Why don't we just fit a parabola to the bottom three points and then compute the minimum that way? If we approximate $V(t) = at^2 + bt + c$ at the bottom of the spike, the minimum is at $t = -b/2a$. We can do this easily using np.polyfit()
.
# Find minimum by fitting polynomial
minind = np.argmin(Vs)
V_vals = Vs[minind-1:minind+2]
t_vals = ts[minind-1:minind+2]
a, b, c = np.polyfit(t_vals, V_vals, 2)
t_min = -b / 2 / a
# Plot the result
plt.plot(ts, Vs, 'o-')
plt.plot(t_min, a*t_min**2 + b*t_min + c, 'D', color=sns.color_palette()[2])
plt.xlabel('time (s)')
plt.ylabel('V (µV)')
So, we'll write a quick function to give our minimum.
def local_min(x, y):
"""
Locally approximate minimum as quadratic
and return location of minimum.
"""
minind = np.argmin(y)
y_vals = y[minind-1:minind+2]
x_vals = x[minind-1:minind+2]
a, b, c = np.polyfit(x_vals, y_vals, 2)
return -b / 2 / a
We'll now compute the position of all spikes using the local_min function.

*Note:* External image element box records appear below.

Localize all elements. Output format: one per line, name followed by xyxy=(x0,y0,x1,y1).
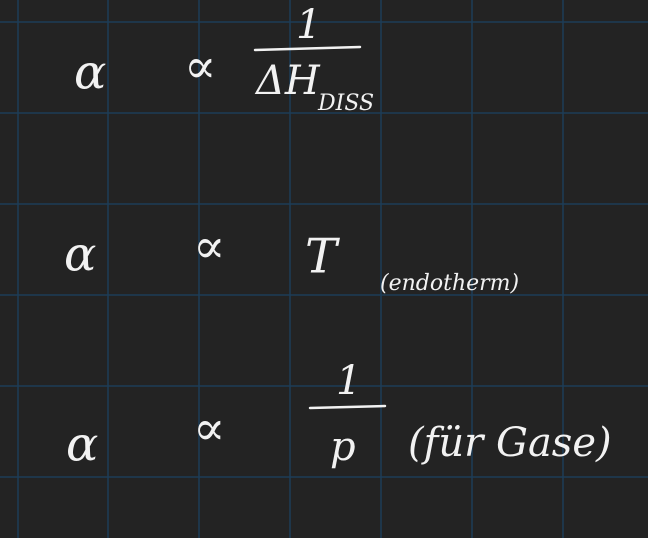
expression: T xyxy=(305,229,340,285)
denominator: p xyxy=(330,424,356,470)
denominator: ΔH xyxy=(254,58,321,104)
relation: ∝ xyxy=(184,39,216,95)
subscript: DISS xyxy=(317,91,374,116)
numerator: 1 xyxy=(336,358,361,404)
numerator: 1 xyxy=(296,2,321,48)
relation: ∝ xyxy=(193,219,225,275)
lhs: α xyxy=(66,417,98,473)
relation: ∝ xyxy=(193,401,225,457)
lhs: α xyxy=(64,227,96,283)
fraction-bar xyxy=(253,45,362,52)
note: (endotherm) xyxy=(380,271,519,296)
fraction-bar xyxy=(308,404,387,410)
note: (für Gase) xyxy=(408,420,612,466)
lhs: α xyxy=(74,45,106,101)
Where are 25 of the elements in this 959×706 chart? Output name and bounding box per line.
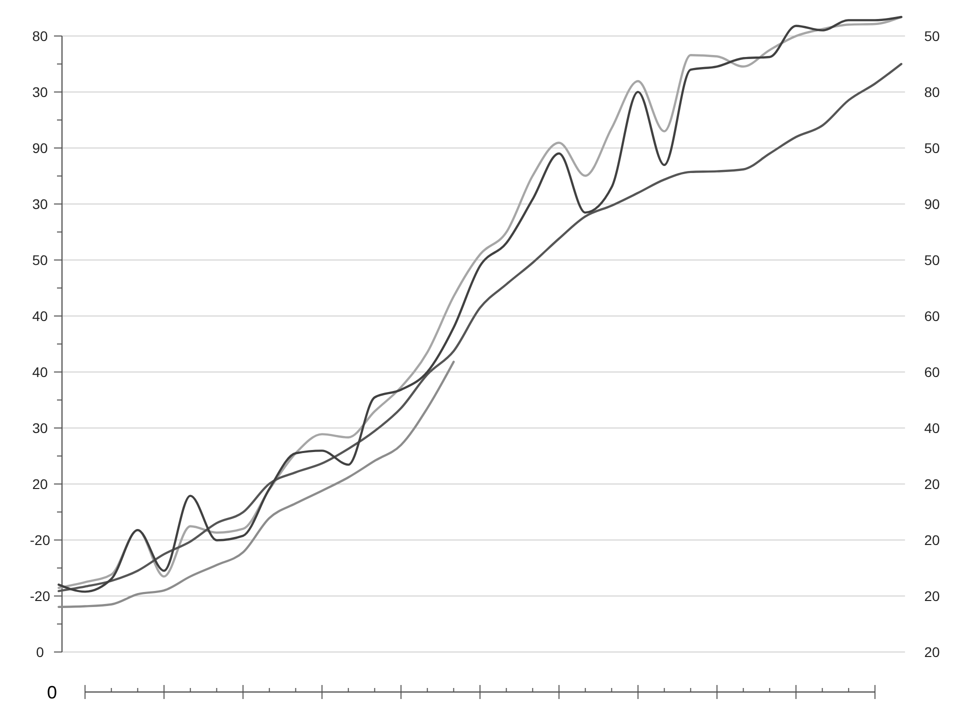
text: 60 [924,308,940,324]
text: 20 [32,476,48,492]
text: 40 [924,420,940,436]
text: 40 [32,308,48,324]
text: 20 [924,588,940,604]
text: 80 [32,28,48,44]
text: 50 [924,140,940,156]
text: 0 [36,644,44,660]
text: 80 [924,84,940,100]
text: 40 [32,364,48,380]
text: 20 [924,644,940,660]
text: 30 [32,420,48,436]
text: 60 [924,364,940,380]
text: -20 [30,532,50,548]
text: 20 [924,532,940,548]
text: 50 [924,252,940,268]
text: -20 [30,588,50,604]
text: 50 [924,28,940,44]
text: 20 [924,476,940,492]
text: 90 [924,196,940,212]
text: 0 [46,682,58,702]
text: 30 [32,196,48,212]
text: 50 [32,252,48,268]
text: 30 [32,84,48,100]
text: 90 [32,140,48,156]
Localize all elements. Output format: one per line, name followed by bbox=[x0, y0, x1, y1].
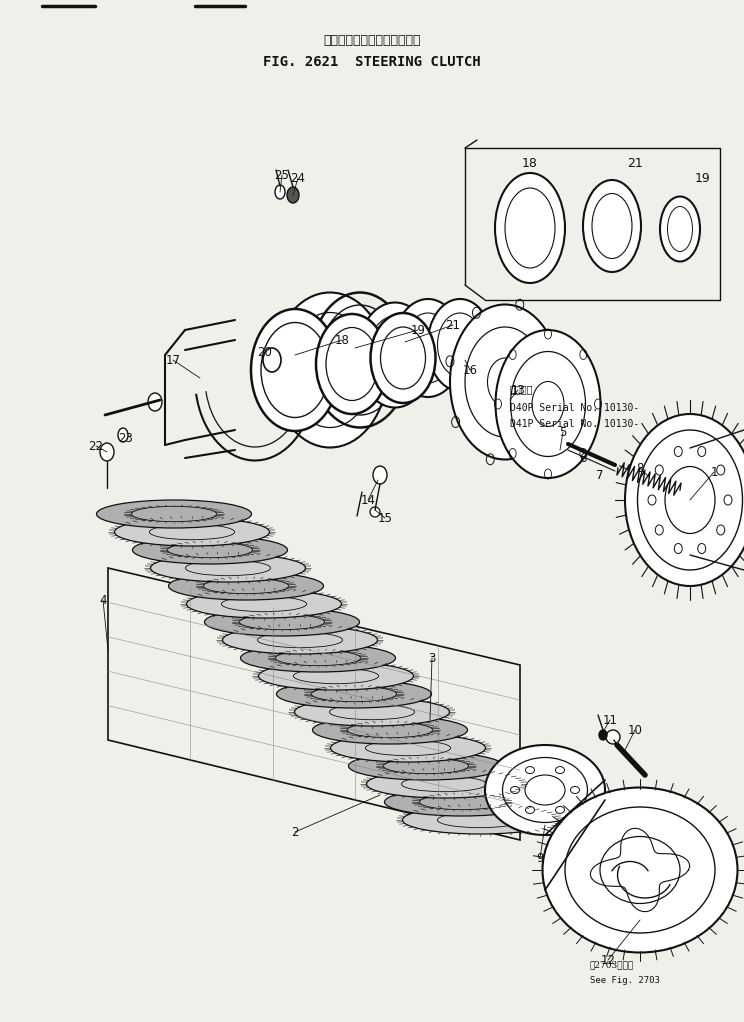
Ellipse shape bbox=[606, 730, 620, 744]
Ellipse shape bbox=[263, 349, 281, 372]
Ellipse shape bbox=[148, 393, 162, 411]
Ellipse shape bbox=[287, 187, 299, 203]
Ellipse shape bbox=[295, 698, 449, 726]
Ellipse shape bbox=[583, 180, 641, 272]
Text: 16: 16 bbox=[463, 364, 478, 376]
Text: 22: 22 bbox=[89, 439, 103, 453]
Text: 5: 5 bbox=[559, 425, 567, 438]
Text: ステアリング　クラッチ＾＾: ステアリング クラッチ＾＾ bbox=[323, 34, 421, 46]
Text: 23: 23 bbox=[118, 431, 133, 445]
Ellipse shape bbox=[100, 443, 114, 461]
Text: 8: 8 bbox=[636, 462, 644, 474]
Ellipse shape bbox=[371, 313, 435, 403]
Text: 3: 3 bbox=[429, 651, 436, 664]
Text: 10: 10 bbox=[627, 724, 642, 737]
Text: FIG. 2621  STEERING CLUTCH: FIG. 2621 STEERING CLUTCH bbox=[263, 55, 481, 69]
Text: 1: 1 bbox=[711, 465, 718, 478]
Ellipse shape bbox=[450, 305, 560, 460]
Ellipse shape bbox=[205, 608, 359, 636]
Text: 19: 19 bbox=[695, 172, 711, 185]
Ellipse shape bbox=[373, 466, 387, 484]
Ellipse shape bbox=[367, 770, 522, 798]
Ellipse shape bbox=[348, 752, 504, 780]
Ellipse shape bbox=[251, 309, 339, 431]
Ellipse shape bbox=[428, 299, 493, 391]
Ellipse shape bbox=[599, 730, 607, 740]
Text: 適用号機: 適用号機 bbox=[510, 385, 533, 394]
Ellipse shape bbox=[385, 788, 539, 816]
Text: 9: 9 bbox=[536, 851, 544, 865]
Text: 第2703図参照: 第2703図参照 bbox=[590, 961, 634, 970]
Text: D41P Serial No. 10130-: D41P Serial No. 10130- bbox=[510, 419, 639, 429]
Text: 20: 20 bbox=[257, 345, 272, 359]
Text: 18: 18 bbox=[335, 333, 350, 346]
Ellipse shape bbox=[370, 507, 380, 517]
Ellipse shape bbox=[240, 644, 396, 672]
Text: 21: 21 bbox=[446, 319, 461, 331]
Text: 17: 17 bbox=[165, 354, 181, 367]
Ellipse shape bbox=[150, 554, 306, 582]
Ellipse shape bbox=[275, 185, 285, 199]
Ellipse shape bbox=[393, 299, 463, 397]
Text: 21: 21 bbox=[627, 156, 643, 170]
Text: 25: 25 bbox=[275, 169, 289, 182]
Ellipse shape bbox=[496, 330, 600, 478]
Text: 6: 6 bbox=[580, 452, 587, 465]
Text: 11: 11 bbox=[603, 713, 618, 727]
Text: 2: 2 bbox=[291, 826, 299, 838]
Ellipse shape bbox=[330, 734, 486, 762]
Ellipse shape bbox=[258, 662, 414, 690]
Ellipse shape bbox=[187, 590, 341, 618]
Text: See Fig. 2703: See Fig. 2703 bbox=[590, 976, 660, 984]
Ellipse shape bbox=[132, 536, 287, 564]
Text: 15: 15 bbox=[377, 511, 392, 524]
Text: 12: 12 bbox=[600, 954, 615, 967]
Ellipse shape bbox=[312, 716, 467, 744]
Ellipse shape bbox=[542, 788, 737, 953]
Ellipse shape bbox=[485, 745, 605, 835]
Ellipse shape bbox=[316, 314, 388, 414]
Ellipse shape bbox=[403, 806, 557, 834]
Ellipse shape bbox=[115, 518, 269, 546]
Text: 14: 14 bbox=[361, 494, 376, 507]
Ellipse shape bbox=[625, 414, 744, 586]
Text: 18: 18 bbox=[522, 156, 538, 170]
Ellipse shape bbox=[277, 680, 432, 708]
Text: 4: 4 bbox=[99, 594, 106, 606]
Ellipse shape bbox=[97, 500, 251, 528]
Ellipse shape bbox=[168, 572, 324, 600]
Ellipse shape bbox=[495, 173, 565, 283]
Text: 13: 13 bbox=[510, 383, 525, 397]
Text: 24: 24 bbox=[290, 172, 306, 185]
Ellipse shape bbox=[118, 428, 128, 442]
Text: 7: 7 bbox=[596, 468, 603, 481]
Ellipse shape bbox=[660, 196, 700, 262]
Ellipse shape bbox=[222, 626, 377, 654]
Text: 19: 19 bbox=[411, 324, 426, 336]
Text: D40P Serial No. 10130-: D40P Serial No. 10130- bbox=[510, 403, 639, 413]
Ellipse shape bbox=[358, 303, 432, 408]
Ellipse shape bbox=[272, 292, 388, 448]
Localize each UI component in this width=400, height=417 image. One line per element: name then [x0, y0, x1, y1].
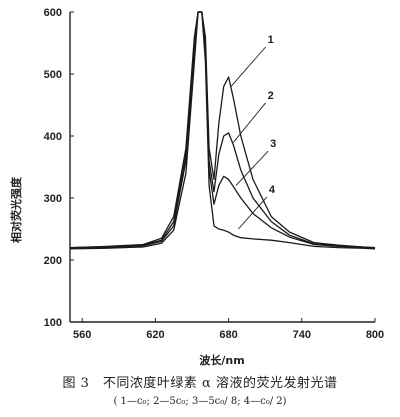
y-tick-label: 400	[44, 131, 62, 143]
series-label-4: 4	[269, 184, 276, 196]
series-annotations: 1 2 3 4	[230, 34, 276, 230]
x-tick-label: 620	[146, 329, 164, 341]
x-tick-label: 560	[73, 329, 91, 341]
figure-caption-legend: ( 1—c₀; 2—5c₀; 3—5c₀/ 8; 4—c₀/ 2)	[113, 396, 287, 407]
series-label-2: 2	[268, 90, 274, 102]
figure-caption: 图 3 不同浓度叶绿素 α 溶液的荧光发射光谱	[62, 376, 338, 391]
y-tick-label: 500	[44, 69, 62, 81]
y-axis-title: 相对荧光强度	[9, 176, 23, 243]
annotation-leader-3	[235, 150, 269, 186]
series-label-3: 3	[270, 138, 276, 150]
x-tick-label: 740	[293, 329, 311, 341]
series-label-1: 1	[268, 34, 274, 46]
y-tick-label: 100	[44, 317, 62, 329]
series-line-1	[69, 11, 376, 249]
series-line-2	[69, 11, 376, 249]
annotation-leader-2	[233, 102, 266, 143]
y-tick-label: 300	[44, 193, 62, 205]
y-axis-ticks: 100 200 300 400 500 600	[44, 7, 74, 329]
series-lines	[69, 11, 376, 250]
y-tick-label: 200	[44, 255, 62, 267]
series-line-4	[69, 11, 376, 250]
annotation-leader-1	[230, 46, 266, 87]
plot-frame	[69, 12, 375, 323]
x-axis-title: 波长/nm	[199, 353, 244, 367]
y-tick-label: 600	[44, 7, 62, 19]
x-tick-label: 800	[366, 329, 384, 341]
x-axis-ticks: 560 620 680 740 800	[73, 318, 384, 341]
x-tick-label: 680	[219, 329, 237, 341]
series-line-3	[69, 11, 376, 249]
annotation-leader-4	[238, 196, 268, 230]
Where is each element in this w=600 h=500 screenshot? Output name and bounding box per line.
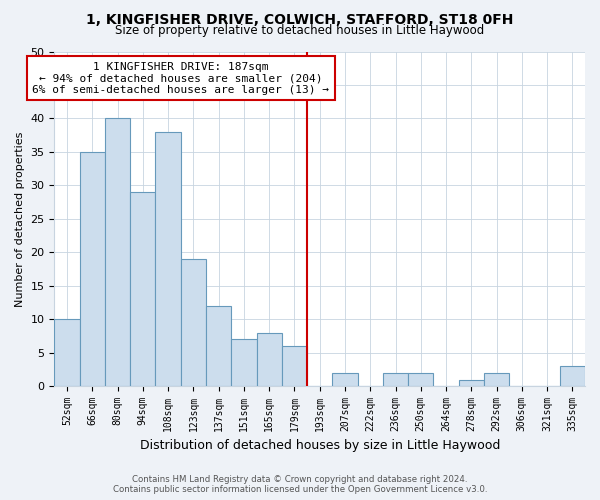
Bar: [155, 132, 181, 386]
Y-axis label: Number of detached properties: Number of detached properties: [15, 131, 25, 306]
Bar: [383, 373, 408, 386]
Bar: [55, 320, 80, 386]
Bar: [105, 118, 130, 386]
Bar: [560, 366, 585, 386]
Bar: [181, 259, 206, 386]
Bar: [206, 306, 231, 386]
Bar: [458, 380, 484, 386]
Bar: [257, 332, 282, 386]
Bar: [408, 373, 433, 386]
Text: 1, KINGFISHER DRIVE, COLWICH, STAFFORD, ST18 0FH: 1, KINGFISHER DRIVE, COLWICH, STAFFORD, …: [86, 12, 514, 26]
Text: Contains HM Land Registry data © Crown copyright and database right 2024.
Contai: Contains HM Land Registry data © Crown c…: [113, 474, 487, 494]
Bar: [130, 192, 155, 386]
Bar: [80, 152, 105, 386]
Bar: [231, 340, 257, 386]
X-axis label: Distribution of detached houses by size in Little Haywood: Distribution of detached houses by size …: [140, 440, 500, 452]
Bar: [282, 346, 307, 386]
Text: Size of property relative to detached houses in Little Haywood: Size of property relative to detached ho…: [115, 24, 485, 37]
Bar: [484, 373, 509, 386]
Text: 1 KINGFISHER DRIVE: 187sqm
← 94% of detached houses are smaller (204)
6% of semi: 1 KINGFISHER DRIVE: 187sqm ← 94% of deta…: [32, 62, 329, 94]
Bar: [332, 373, 358, 386]
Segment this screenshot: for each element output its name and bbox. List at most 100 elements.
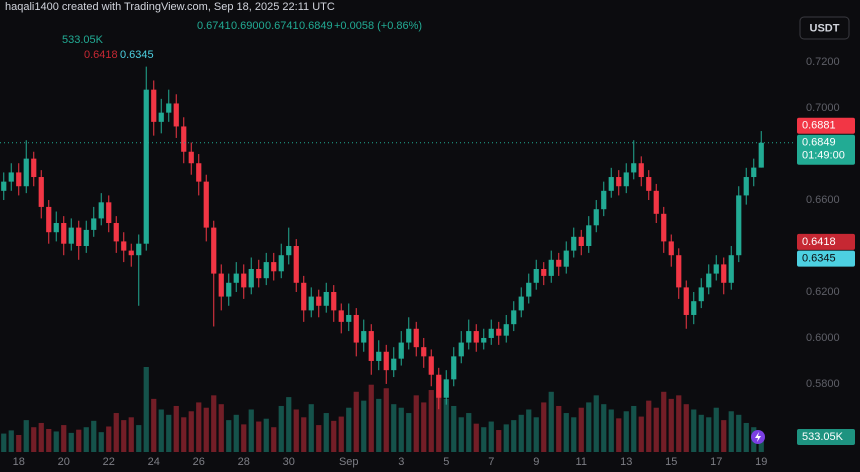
candle-body: [713, 264, 719, 274]
volume-bar: [136, 425, 142, 452]
volume-bar: [91, 420, 97, 452]
volume-bar: [143, 367, 149, 452]
volume-bar: [646, 400, 652, 452]
x-tick-label: 28: [238, 456, 250, 468]
y-tick-label: 0.5800: [806, 378, 840, 390]
candle-body: [548, 259, 554, 276]
volume-bar: [541, 402, 547, 452]
candle-body: [473, 331, 479, 343]
header-open: 0.6741: [197, 20, 231, 32]
candle-body: [391, 358, 397, 371]
header-change: +0.0058 (+0.86%): [334, 20, 422, 32]
marker-price-label: 0.6881: [802, 120, 836, 132]
volume-bar: [271, 427, 277, 452]
candle-body: [601, 190, 607, 210]
candle-body: [83, 229, 89, 247]
volume-bar: [653, 407, 659, 452]
volume-bar: [488, 421, 494, 452]
currency-button[interactable]: [799, 16, 850, 40]
volume-bar: [211, 395, 217, 452]
volume-bar: [406, 413, 412, 452]
volume-bar: [113, 413, 119, 452]
volume-bar: [458, 417, 464, 452]
volume-bar: [578, 407, 584, 452]
candle-body: [721, 264, 727, 283]
volume-bar: [233, 414, 239, 452]
candle-body: [541, 268, 547, 276]
volume-bar: [98, 432, 104, 452]
volume-bar: [706, 417, 712, 452]
candle-body: [623, 172, 629, 187]
volume-bar: [721, 420, 727, 452]
candle-body: [368, 331, 374, 361]
volume-bar: [263, 418, 269, 452]
volume-bar: [151, 398, 157, 452]
volume-bar: [563, 413, 569, 452]
candle-body: [316, 296, 322, 306]
volume-bar: [23, 420, 29, 452]
volume-bar: [241, 424, 247, 452]
candle-body: [226, 282, 232, 297]
candle-body: [31, 158, 37, 178]
candle-body: [743, 177, 749, 196]
candle-body: [443, 379, 449, 398]
x-tick-label: 24: [148, 456, 160, 468]
volume-bar: [256, 421, 262, 452]
volume-bar: [286, 397, 292, 452]
volume-bar: [218, 404, 224, 452]
indicator-icon-glyph: [755, 432, 761, 442]
candle-body: [653, 190, 659, 214]
candle-body: [98, 202, 104, 219]
volume-bar: [503, 424, 509, 452]
volume-bar: [391, 404, 397, 452]
candle-body: [106, 202, 112, 224]
candle-body: [563, 250, 569, 267]
volume-bar: [526, 409, 532, 452]
candle-body: [436, 374, 442, 398]
volume-bar: [181, 417, 187, 452]
candle-body: [203, 181, 209, 228]
volume-bar: [533, 417, 539, 452]
volume-bar: [593, 395, 599, 452]
candle-body: [586, 225, 592, 247]
candle-body: [128, 250, 134, 256]
volume-bar: [361, 400, 367, 452]
candle-body: [271, 262, 277, 272]
candle-body: [8, 172, 14, 182]
volume-bar: [308, 404, 314, 452]
currency-label[interactable]: USDT: [810, 22, 840, 34]
candle-body: [428, 356, 434, 375]
candle-body: [241, 273, 247, 288]
volume-bar: [398, 407, 404, 452]
volume-bar: [683, 404, 689, 452]
candle-body: [121, 241, 127, 251]
volume-layer: [1, 367, 764, 452]
volume-bar: [61, 425, 67, 452]
candle-body: [413, 328, 419, 348]
volume-bar: [68, 432, 74, 452]
volume-bar: [316, 425, 322, 452]
x-tick-label: 19: [755, 456, 767, 468]
volume-bar: [106, 426, 112, 452]
x-tick-label: 20: [58, 456, 70, 468]
volume-bar: [323, 413, 329, 452]
candle-body: [518, 296, 524, 311]
candle-body: [736, 195, 742, 256]
chart-title: haqali1400 created with TradingView.com,…: [5, 1, 335, 13]
candle-body: [728, 255, 734, 283]
x-tick-label: 30: [283, 456, 295, 468]
candle-body: [668, 241, 674, 256]
volume-bar: [368, 384, 374, 452]
volume-bar: [571, 417, 577, 452]
volume-bar: [166, 414, 172, 452]
candle-body: [173, 103, 179, 127]
volume-bar: [736, 414, 742, 452]
volume-bar: [511, 420, 517, 452]
volume-bar: [353, 391, 359, 452]
candle-body: [196, 163, 202, 182]
candle-body: [451, 356, 457, 380]
candle-body: [188, 151, 194, 164]
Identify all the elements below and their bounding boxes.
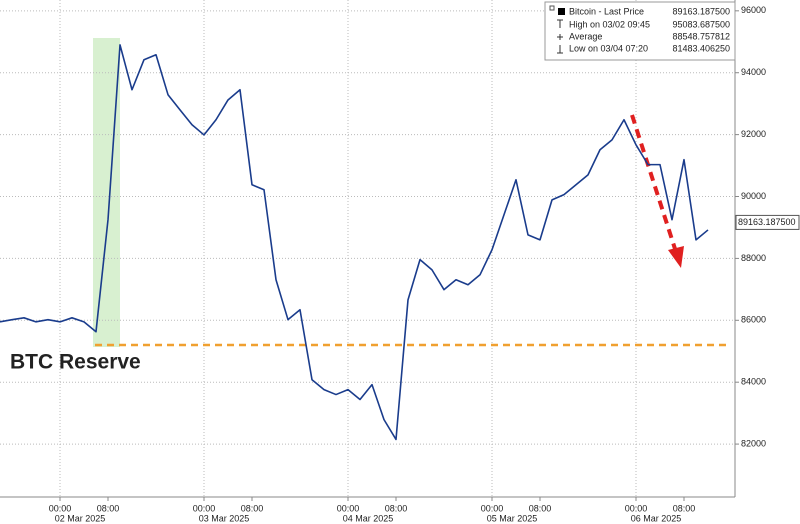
last-price-tag (735, 214, 800, 230)
trend-arrow (630, 114, 684, 268)
arrow-head (668, 246, 684, 268)
x-tick-label: 08:00 (97, 503, 120, 513)
legend-icon (557, 19, 563, 28)
legend-label: Average (569, 31, 602, 41)
x-tick-label: 08:00 (673, 503, 696, 513)
x-tick-label: 00:00 (337, 503, 360, 513)
legend-label: Bitcoin - Last Price (569, 6, 644, 16)
legend-label: Low on 03/04 07:20 (569, 43, 648, 53)
date-label: 05 Mar 2025 (487, 513, 538, 523)
y-tick-label: 88000 (741, 253, 766, 263)
y-tick-label: 84000 (741, 377, 766, 387)
y-tick-label: 90000 (741, 191, 766, 201)
legend-icon (549, 5, 555, 11)
legend-icon (557, 34, 563, 40)
x-tick-label: 00:00 (625, 503, 648, 513)
highlight-band (93, 38, 120, 347)
x-tick-label: 00:00 (49, 503, 72, 513)
arrow-shaft (630, 114, 678, 253)
legend-icon (557, 45, 563, 54)
legend-label: High on 03/02 09:45 (569, 19, 650, 29)
legend-icon (558, 8, 565, 15)
x-tick-label: 08:00 (241, 503, 264, 513)
x-tick-label: 08:00 (529, 503, 552, 513)
y-tick-label: 86000 (741, 315, 766, 325)
legend-box (544, 1, 736, 61)
y-tick-label: 96000 (741, 5, 766, 15)
legend: Bitcoin - Last Price 89163.187500 High o… (544, 1, 736, 61)
y-tick-label: 94000 (741, 67, 766, 77)
y-tick-label: 92000 (741, 129, 766, 139)
date-label: 04 Mar 2025 (343, 513, 394, 523)
reference-label: BTC Reserve (10, 351, 141, 374)
last-price-label: 89163.187500 (738, 217, 796, 227)
y-tick-label: 82000 (741, 438, 766, 448)
legend-value: 81483.406250 (672, 43, 730, 53)
legend-value: 95083.687500 (672, 19, 730, 29)
date-label: 06 Mar 2025 (631, 513, 682, 523)
legend-value: 89163.187500 (672, 6, 730, 16)
x-tick-label: 00:00 (481, 503, 504, 513)
x-tick-label: 00:00 (193, 503, 216, 513)
x-tick-label: 08:00 (385, 503, 408, 513)
date-label: 02 Mar 2025 (55, 513, 106, 523)
date-label: 03 Mar 2025 (199, 513, 250, 523)
legend-value: 88548.757812 (672, 31, 730, 41)
background-layer (0, 0, 735, 497)
price-line (0, 44, 709, 441)
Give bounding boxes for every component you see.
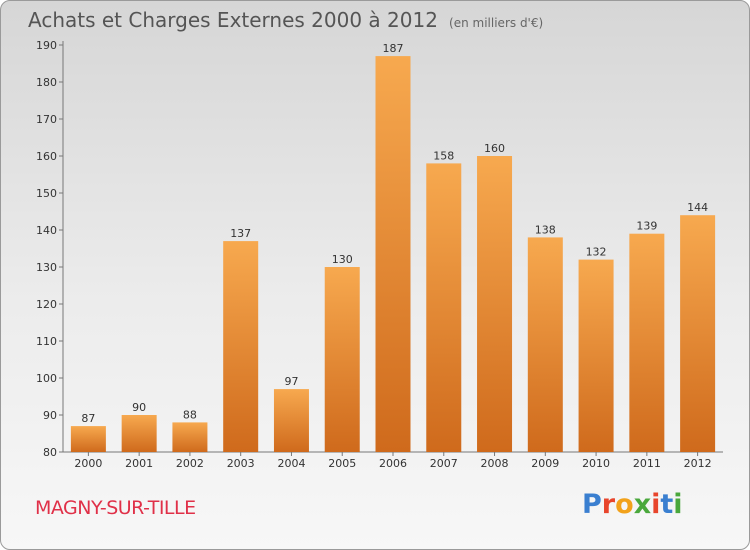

# Array to hold spike positions
spikes = np.empty(len(df_spike['spike'].unique()))
# Compute spike positions
for i, spike in enumerate(df_spike['spike'].unique()):
inds = df_spike['spike'] == spike
spikes[i] = local_min(df_spike['t (s)'][inds].values,
df_spike['V (µV)'][inds].values)
# Compute interspike times
interspike_times = np.diff(spikes)
Now that we have the interspike times, we can plot their distribution.
fig, ax = plt.subplots(1, 2, figsize=(12,4))
# Plot histogram
_ = ax[0].hist(interspike_times, bins=50, normed=True)
ax[0].set_xlabel('interspike time (s)')
ax[0].set_ylabel('probability (1/s)')
# Make ECDF
x = np.sort(interspike_times)
y = np.arange(len(x)) / len(x)
ax[1].plot(x, y, '.')
ax[1].set_xlabel('interspike time (s)')
ax[1].set_ylabel('CDF')
# Clean up
ax[0].margins(0.02)
ax[1].margins(0.02)
The distribution has a long tail. Many spikes occur in close to each other, and then there are long periods of quiescence. We could try various models and for MLE to determine parameters, but I leave that as an enrichment exercise for you.